Advances in high-throughput experimental technologies now allow for the probing of the fitness of up to millions of biological sequences. Parallel developments in machine learning (ML) techniques set the stage for a new class of ML-based computational approaches to biological sequence engineering. These approaches can largely be regarded as solving one of two related problems: forward and inverse problems. In a forward problem, the aim is to estimate a fitness function from high-throughput experimental data. In an inverse problem, the aim is to use a predictive model of fitness to design a sequence or library of sequences that satisfies a particular engineering goal. In this dissertation, we will discuss various aspects of both of these sets of problems, and propose solutions for certain scenarios.

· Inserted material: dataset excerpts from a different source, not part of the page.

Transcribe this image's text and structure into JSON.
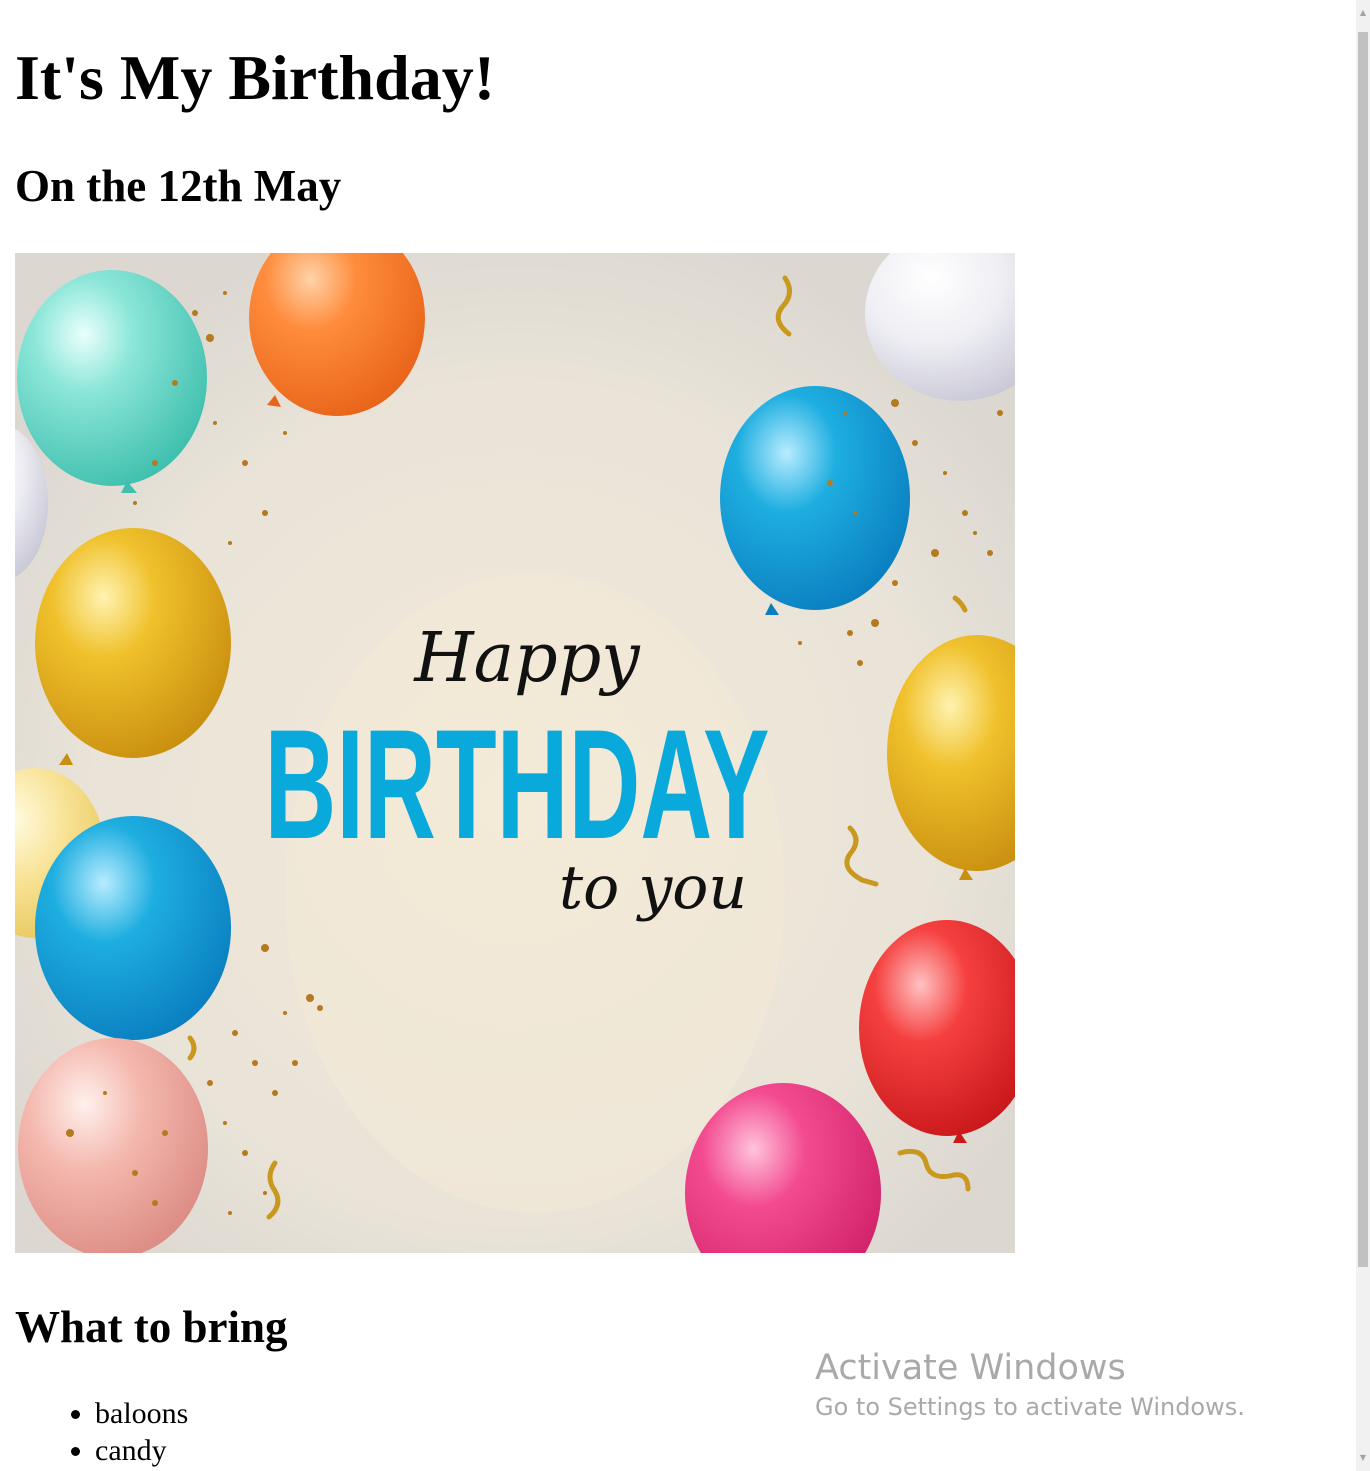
{
  "page": {
    "title": "It's My Birthday!",
    "date_heading": "On the 12th May",
    "banner": {
      "script_top": "Happy",
      "main_word": "BIRTHDAY",
      "script_bottom": "to you",
      "main_color": "#0aa9db",
      "background_color": "#ebe5d9"
    },
    "bring_heading": "What to bring",
    "bring_items": [
      "baloons",
      "candy"
    ]
  },
  "watermark": {
    "title": "Activate Windows",
    "subtitle": "Go to Settings to activate Windows."
  },
  "scrollbar": {
    "up_icon": "scroll-up-arrow-icon",
    "down_icon": "scroll-down-arrow-icon"
  }
}
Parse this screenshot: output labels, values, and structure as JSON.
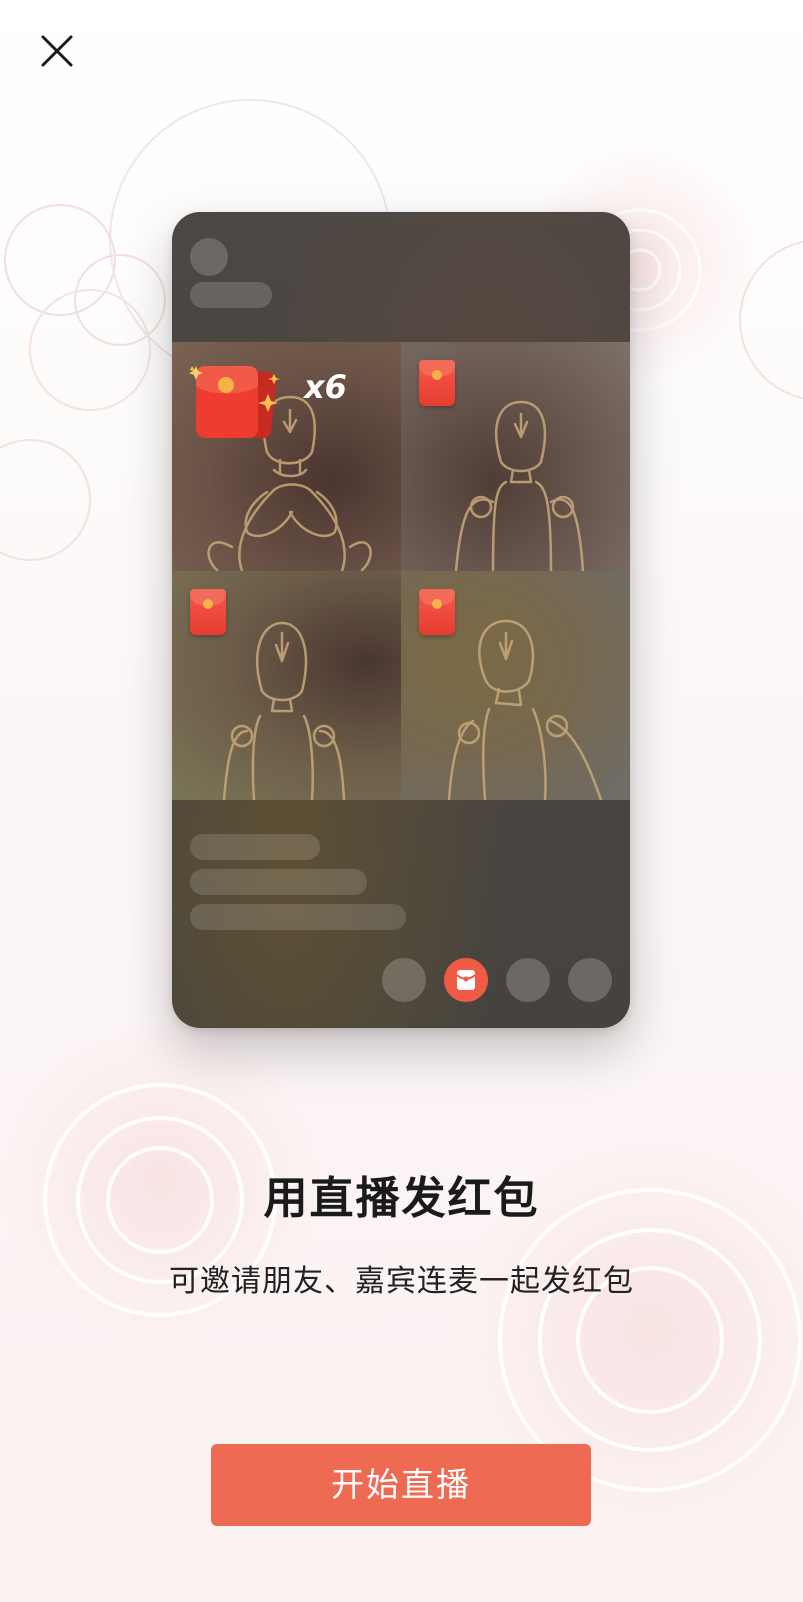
{
  "header": {
    "close_icon": "close-icon"
  },
  "preview": {
    "badge_count": "x6",
    "gift_icon": "red-envelope-icon",
    "controls": [
      "control-placeholder",
      "red-envelope-icon",
      "control-placeholder",
      "control-placeholder"
    ]
  },
  "main": {
    "title": "用直播发红包",
    "subtitle": "可邀请朋友、嘉宾连麦一起发红包"
  },
  "footer": {
    "start_label": "开始直播"
  },
  "colors": {
    "accent": "#ee6a52",
    "envelope": "#e63c30",
    "coin": "#f6b24a"
  }
}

First, we present a method for solving one instantiation of an inverse problem. This method, Conditioning by Adaptive Sampling (CbAS), is designed to optimize models of protein fitness when those models make biased predictions in regions of sequence space far from the set of training data. CbAS is an example of a broad class of optimization methods known as Estimation of Distribution Algorithms (EDAs). We show that many EDAs can be viewed as a form of Expectation-Maximization (EM), a popular inference algorithm in probabilistic ML.

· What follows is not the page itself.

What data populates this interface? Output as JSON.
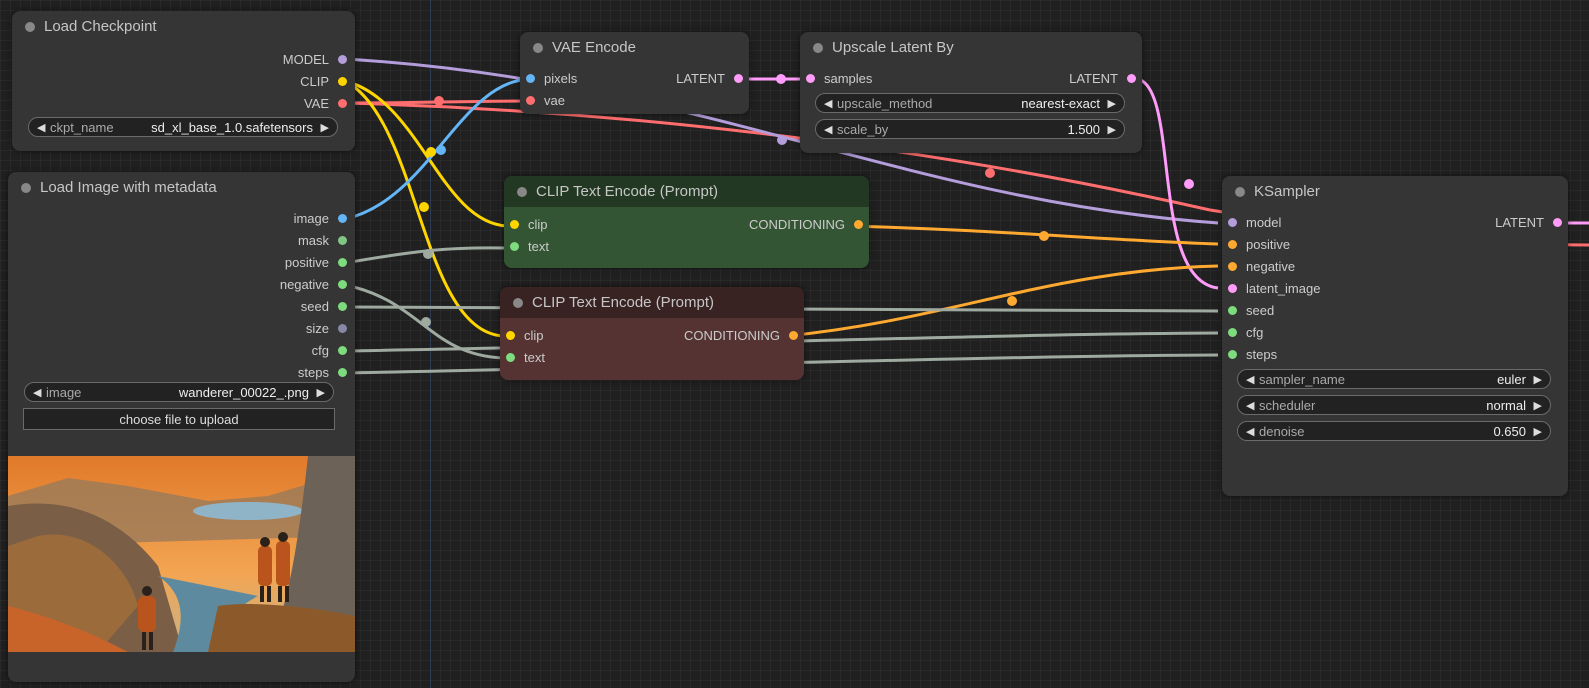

Next, we explore the forward problem in more depth. It is an open problem to characterize how much data is needed for accurate estimation of fitness functions. There is a growing body of evidence demonstrating that empirical fitness functions display substantial sparsity when represented in terms of epistatic interactions. Moreover, the theory of Compressed Sensing provides scaling laws for the number of samples required to exactly recover a sparse function. Motivated by these results, we study the sparsity of fitness functions sampled from a generalization of the NK model, a widely-used random field model for fitness functions. In particular, we present theoretical results that allow us to test the effect of the Generalized NK (GNK) model's interpretable parameters---sequence length, alphabet size, and assumed interactions between sequence positions---on the sparsity of fitness functions sampled from the model, and use these results to determine the number of measurements required to exactly recover GNK fitness functions. Further, we show that GNK fitness functions with parameters set according to protein structural contacts accurately approximate the sparsity of empirical fitness functions and can be used to approximate the number of experimental measurements required to effectively estimate a protein fitness function.
Finally, we describe an end-to-end modeling approach for designing a library of insertion sequences to the Adeno-Associated Virus (AAV) capsid with the goal of improving the ability of the capsid to fold and package the viral genome. AAV is a promising vector for delivering gene therapies and packaging is a requirement for effective delivery to a target tissue; a library with improved packaging ability is more likely to infect these tissues in a downstream experiment. Our approach to library design requires solutions to both forward and inverse problems. In particular, we first fit a predictive model to a set of high-throughput experimental data that reports on packaging fitness. We then present a novel method to design libraries that optimally balance average fitness and sequence diversity, and apply this method to the design of AAV insertion sequence libraries.
In summary, this dissertation presents a number of ML-based techniques for biological sequence engineering, as well as theoretical insights that can guide future methodological developments. This work provides further motivation for the biological community to adopt machine learning as a tool to be used alongside experiments in order to effectively engineer sequences.